One former employee said crunch began for Mortal Kombat at the beginning of the new year in 2011, and continued for months. During this time, he worked at least 14-hour days, very rarely taking time off. The employee also said the executives at the company did not work the same hours.
Others corroborated these allegations of crunch, and also added that contractors would routinely be treated poorly. Despite the long hours, former workers say the process wasn’t efficient, with people often waiting for another department to finish something before they could work on it.
NetherRealm Studios didn’t directly respond to allegations of crunch during its games’ productions, but did issue a statement that it would be looking into allegations of toxic behavior or bullying. It also said there were “confidential ways” for employees to point out issues, suggesting it was unhappy with the information going public.
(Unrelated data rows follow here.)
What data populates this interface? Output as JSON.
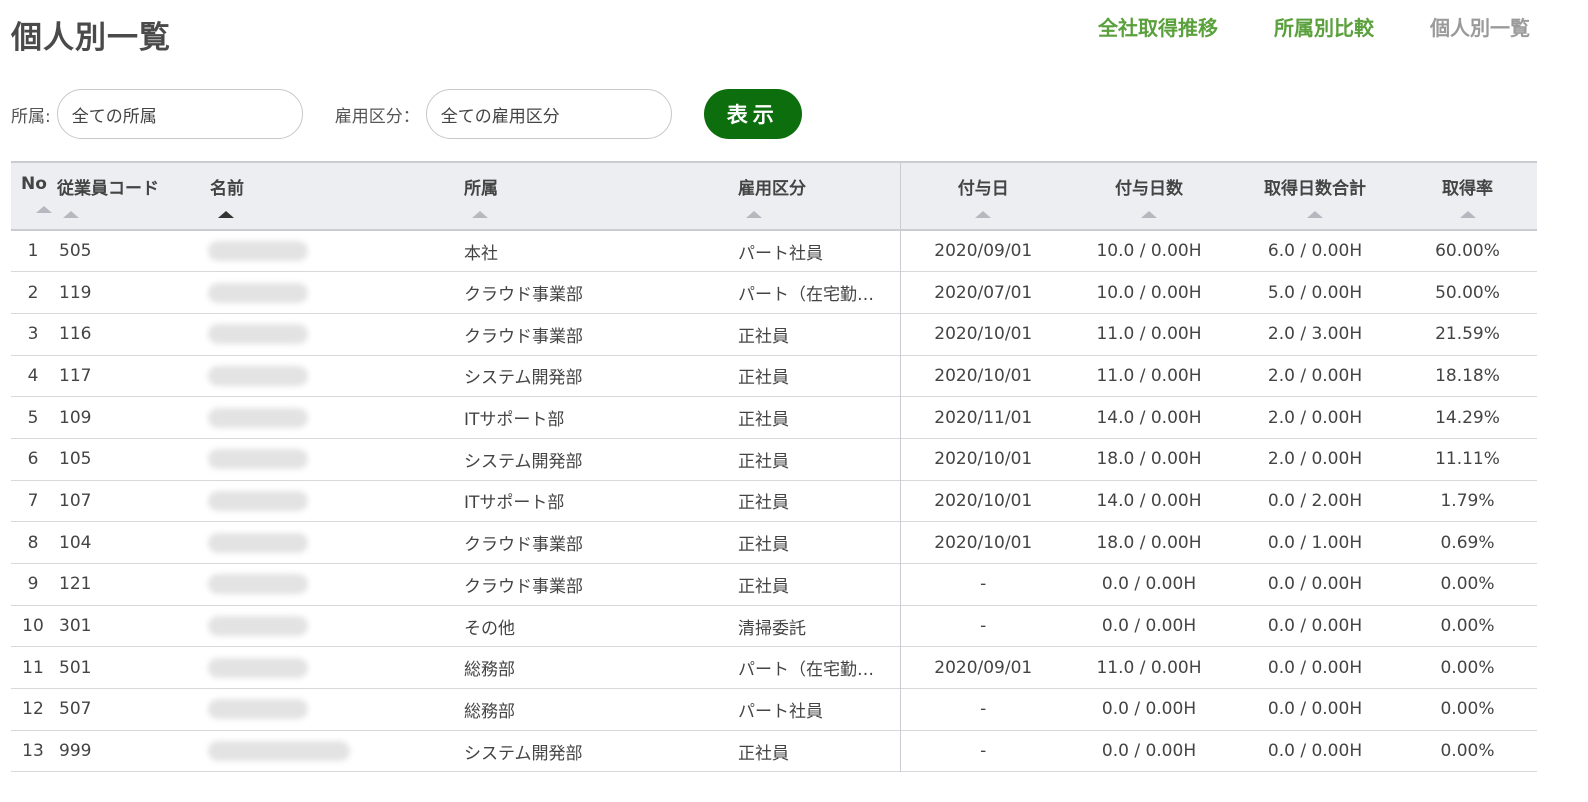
{
  "header": {
    "title": "個人別一覧",
    "nav": [
      {
        "label": "全社取得推移",
        "current": false
      },
      {
        "label": "所属別比較",
        "current": false
      },
      {
        "label": "個人別一覧",
        "current": true
      }
    ]
  },
  "filters": {
    "affiliation_label": "所属:",
    "affiliation_value": "全ての所属",
    "employment_label": "雇用区分：",
    "employment_value": "全ての雇用区分",
    "show_button": "表示"
  },
  "table": {
    "columns": [
      "No",
      "従業員コード",
      "名前",
      "所属",
      "雇用区分",
      "付与日",
      "付与日数",
      "取得日数合計",
      "取得率"
    ],
    "sorted_column": "名前",
    "rows": [
      {
        "no": "1",
        "code": "505",
        "affiliation": "本社",
        "employment": "パート社員",
        "grant_date": "2020/09/01",
        "grant_days": "10.0 / 0.00H",
        "taken_total": "6.0 / 0.00H",
        "rate": "60.00%"
      },
      {
        "no": "2",
        "code": "119",
        "affiliation": "クラウド事業部",
        "employment": "パート（在宅勤…",
        "grant_date": "2020/07/01",
        "grant_days": "10.0 / 0.00H",
        "taken_total": "5.0 / 0.00H",
        "rate": "50.00%"
      },
      {
        "no": "3",
        "code": "116",
        "affiliation": "クラウド事業部",
        "employment": "正社員",
        "grant_date": "2020/10/01",
        "grant_days": "11.0 / 0.00H",
        "taken_total": "2.0 / 3.00H",
        "rate": "21.59%"
      },
      {
        "no": "4",
        "code": "117",
        "affiliation": "システム開発部",
        "employment": "正社員",
        "grant_date": "2020/10/01",
        "grant_days": "11.0 / 0.00H",
        "taken_total": "2.0 / 0.00H",
        "rate": "18.18%"
      },
      {
        "no": "5",
        "code": "109",
        "affiliation": "ITサポート部",
        "employment": "正社員",
        "grant_date": "2020/11/01",
        "grant_days": "14.0 / 0.00H",
        "taken_total": "2.0 / 0.00H",
        "rate": "14.29%"
      },
      {
        "no": "6",
        "code": "105",
        "affiliation": "システム開発部",
        "employment": "正社員",
        "grant_date": "2020/10/01",
        "grant_days": "18.0 / 0.00H",
        "taken_total": "2.0 / 0.00H",
        "rate": "11.11%"
      },
      {
        "no": "7",
        "code": "107",
        "affiliation": "ITサポート部",
        "employment": "正社員",
        "grant_date": "2020/10/01",
        "grant_days": "14.0 / 0.00H",
        "taken_total": "0.0 / 2.00H",
        "rate": "1.79%"
      },
      {
        "no": "8",
        "code": "104",
        "affiliation": "クラウド事業部",
        "employment": "正社員",
        "grant_date": "2020/10/01",
        "grant_days": "18.0 / 0.00H",
        "taken_total": "0.0 / 1.00H",
        "rate": "0.69%"
      },
      {
        "no": "9",
        "code": "121",
        "affiliation": "クラウド事業部",
        "employment": "正社員",
        "grant_date": "-",
        "grant_days": "0.0 / 0.00H",
        "taken_total": "0.0 / 0.00H",
        "rate": "0.00%"
      },
      {
        "no": "10",
        "code": "301",
        "affiliation": "その他",
        "employment": "清掃委託",
        "grant_date": "-",
        "grant_days": "0.0 / 0.00H",
        "taken_total": "0.0 / 0.00H",
        "rate": "0.00%"
      },
      {
        "no": "11",
        "code": "501",
        "affiliation": "総務部",
        "employment": "パート（在宅勤…",
        "grant_date": "2020/09/01",
        "grant_days": "11.0 / 0.00H",
        "taken_total": "0.0 / 0.00H",
        "rate": "0.00%"
      },
      {
        "no": "12",
        "code": "507",
        "affiliation": "総務部",
        "employment": "パート社員",
        "grant_date": "-",
        "grant_days": "0.0 / 0.00H",
        "taken_total": "0.0 / 0.00H",
        "rate": "0.00%"
      },
      {
        "no": "13",
        "code": "999",
        "affiliation": "システム開発部",
        "employment": "正社員",
        "grant_date": "-",
        "grant_days": "0.0 / 0.00H",
        "taken_total": "0.0 / 0.00H",
        "rate": "0.00%"
      }
    ]
  },
  "colors": {
    "nav_link": "#5aa03c",
    "nav_current": "#9a9a9a",
    "show_button_bg": "#0d6e0d",
    "header_bg": "#eceef1"
  }
}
Internally, NetherRealm workers were reportedly given a survey asking questions about their work experience, which would then be sent to Warner Bros.
CD Projekt Red
CD Projekt Red’s crunch issues have been brought to light largely through reviews on the job-search website Glassdoor. In these reviews, several anonymous employees cite long crunch times as one of the negative points of the studio.
The studio’s co-founder Marcin Iwiński has admitted that the company uses crunch during its game development, but stressed that this was “non-mandatory.” He had earlier said that the approach the studio uses to develop its games is “not for everyone.”
Iwiński elaborated on the studio’s approach for the future in an interview with Kotaku, saying that by making it publicly known that CD Projekt Red views crunch as non-mandatory, he hopes employees will be more willing to take advantage of it. Iwiński also said that though crunch would be likely during the development of its current project, Cyberpunk 2077, the studio wants it to be “more human” and that it won’t be frowned upon to take time off.